Global polycarbonate producers are pouring significant resources into the medical market, which they view as an important growth area.
Bayer MaterialScience, Sabic Innovative Plastics and Styron (the former Dow polycarbonate business) have a strong presence at this week's MD&M West show in Anaheim, CA, and are exhibiting several new products and applications.
Bayer MaterialScience (Pittsburgh, PA), for example, showed a next-generation defibrillator from Cardiac Science Corp. made from a polycarbonate/ABS blend. Dickten Masch Plastics molds the battery case and housing, which contains the electronics for the device.
BMS and Sabic IP (Pittsfield, MA) both introduced new polycarbonate grades said to offer good color retention following gamma sterilization.
Sabic IP also introduced a portfolio of nine grades of silver-based antimicrobial compounds for its polycarbonates, polycarbonate blends and polypropylene.
Styron introduced Emerge PC/ABS 7700 Advance Resins for powered medical devices offering ignition resistance and color stability over time. Styron also introducing a range of ISO 10993-tested colorants for its polycarbonate resins.
The introductions come on the heels of very strong across-the-board performance for polycarbonate in 2012. Overall PC sales were up 10% last year, Jim Chrise, who heads PC for the BMA NAFTA region, told Plastics Today in an interview at MD&M West. He said that sales are off to a more sluggish start this year because of uncertainties about the fiscal cliff in the United States and concerns about the European economy.
He indicated there is volatility in demand from the automotive market, but that medical demand continues to grow steadily.
Those sentiments were echoed by executives of other PC producers.

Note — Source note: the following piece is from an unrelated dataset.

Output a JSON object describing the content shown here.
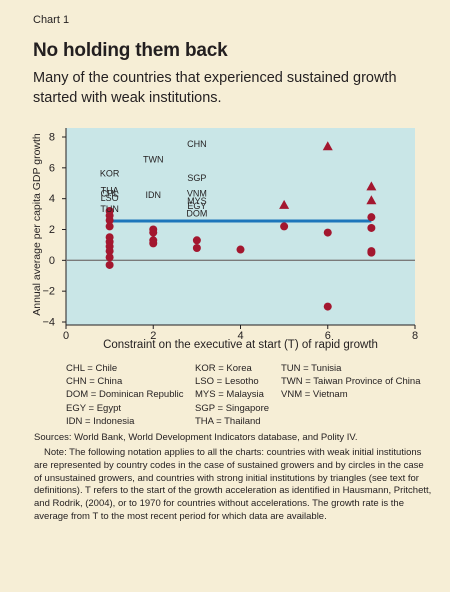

"We're increasing our focus on the medical market with creation of this new portfolio of anitmicrobial grades that respond to problems with increasing rates of infections in hospitals," said David Wildgoose, GM engineering resins-North America for Sabic IP. He said that that an increased level of antimicrobial protection is achieved with no compromise in processing capabilities. The products are sold through the company's LNP compounding unit.
Tony Samurkas, global R&D director for Styron (Auburn Hills, MI) said in an interview that Bain Capital, which bought the engineering resin assets from Dow, is investing in new capacity and product development. ."Compounding in the medical market is where we putting a lot of our innovation focus," he said. Adding that the company can respond faster to market changes because of its now smaller size. One area of focus is solvent resistance to make polycarbonates more suitable for disinfecting with harsh chemicals.
He said there are customer questions about the effects of bisphenol A, a component of polycarbonate that was under attack for its use in baby bottles and other products. "We're monitoring the situation. They're monitoring the situation. We are still getting good reception in the medical market."
Polycarbonate is an excellent structural material that is often used for equipment housings, such as the Bayer MaterialScience defibrillator.